The National Construction Code 2022 (NCC 2022) sets out the requirements for the design and construction of a building in Australia, including its plumbing and drainage. This incorporates minimum required levels for the safety, health, amenity, accessibility and sustainability of certain buildings.

The NCC 2022 is amended triennially and given legal effect through Queensland’s Building Act 1975 and is varied through amendments to the Building Regulation that adopts the Queensland Development Code.

NCC 2022 uses a new structure and referencing system to create better consistency across all volumes. The new Section-Part-Type-Clause system aims to improve the user experience and make it more web accessible.

When does NCC 2022 come into effect?

Commenced 1 May 2023 - bushfire protection, early childhood centres, face mounted balustrade, falls to floor waste, quantification, wind loads for housing, waterproofing.

Commenced 1 October 2023 – condensation, electric vehicle charging and the first phase of livable housing.

Commenced 1 May 2024 – energy efficiency.

Commences 1 September 2025 – lead in plumbing products.

Modern Homes standards

The Modern Homes standards reflect community aspirations to combat climate change and provide a more inclusive society.

Climate change projections indicate annual average temperatures will rise between 0.5 and 1.5 degrees Celsius in Queensland by 2030. The building sector is responsible for 14% of Queensland’s carbon emissions.

Improving the energy efficiency of new buildings is a cost-effective way to save money at the household level and reduce emissions to support emissions reduction targets.

Around 1.1 million Queenslanders live with a disability.

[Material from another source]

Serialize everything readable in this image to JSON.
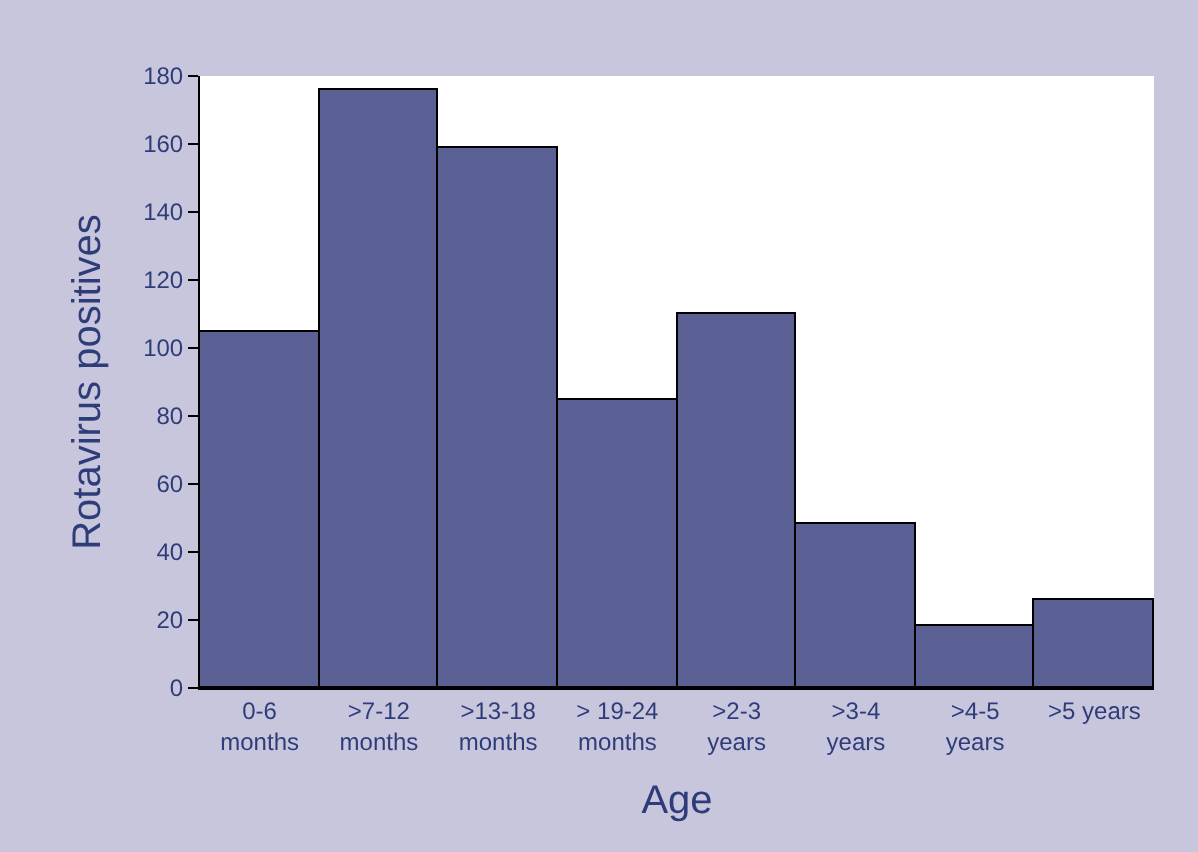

  • During the 10-year period ending June 2016, the state’s aging population grew by 47% compared to the national rate of 38%.
  • Approximately 1 in 9 people aged 64 and younger and 1 in 2 people aged 65 and over have a disability.

Impact of Modern Homes changes

The changes require builders and developers to change their standard plans, embed some popular design choices and reconsider how to achieve energy efficiency. However, economic analysis demonstrates that if designed in, these changes should add no more than 1 to 2 percent to the cost of a new build, improve equity, reduce energy usage and avoid expensive retrofits.

Transitional arrangements apply to changes to building assessment provisions under section 37 of the Building Act 1975. New homes that were already significantly designed or where construction commenced prior to the introduction of the Modern Homes standards were not impacted by these changes.

The Department of  Housing, Local Government, Planning and Public Works (DHLGPPW) has prepared a Guideline for applying section 37 of the Building Act 1975 (PDF, 241.36 KB) to assist building certifiers in applying transitional provisions.

DHLGPPW has developed a new non-mandatory Form 77 Variation to building assessment provisions to help building certifiers document decisions about the transitional provisions.

There are supportive transition measures to ensure smooth implementation of the Modern Homes standards, with a review of the changes to occur 6 and 12 months after the energy efficiency changes commenced.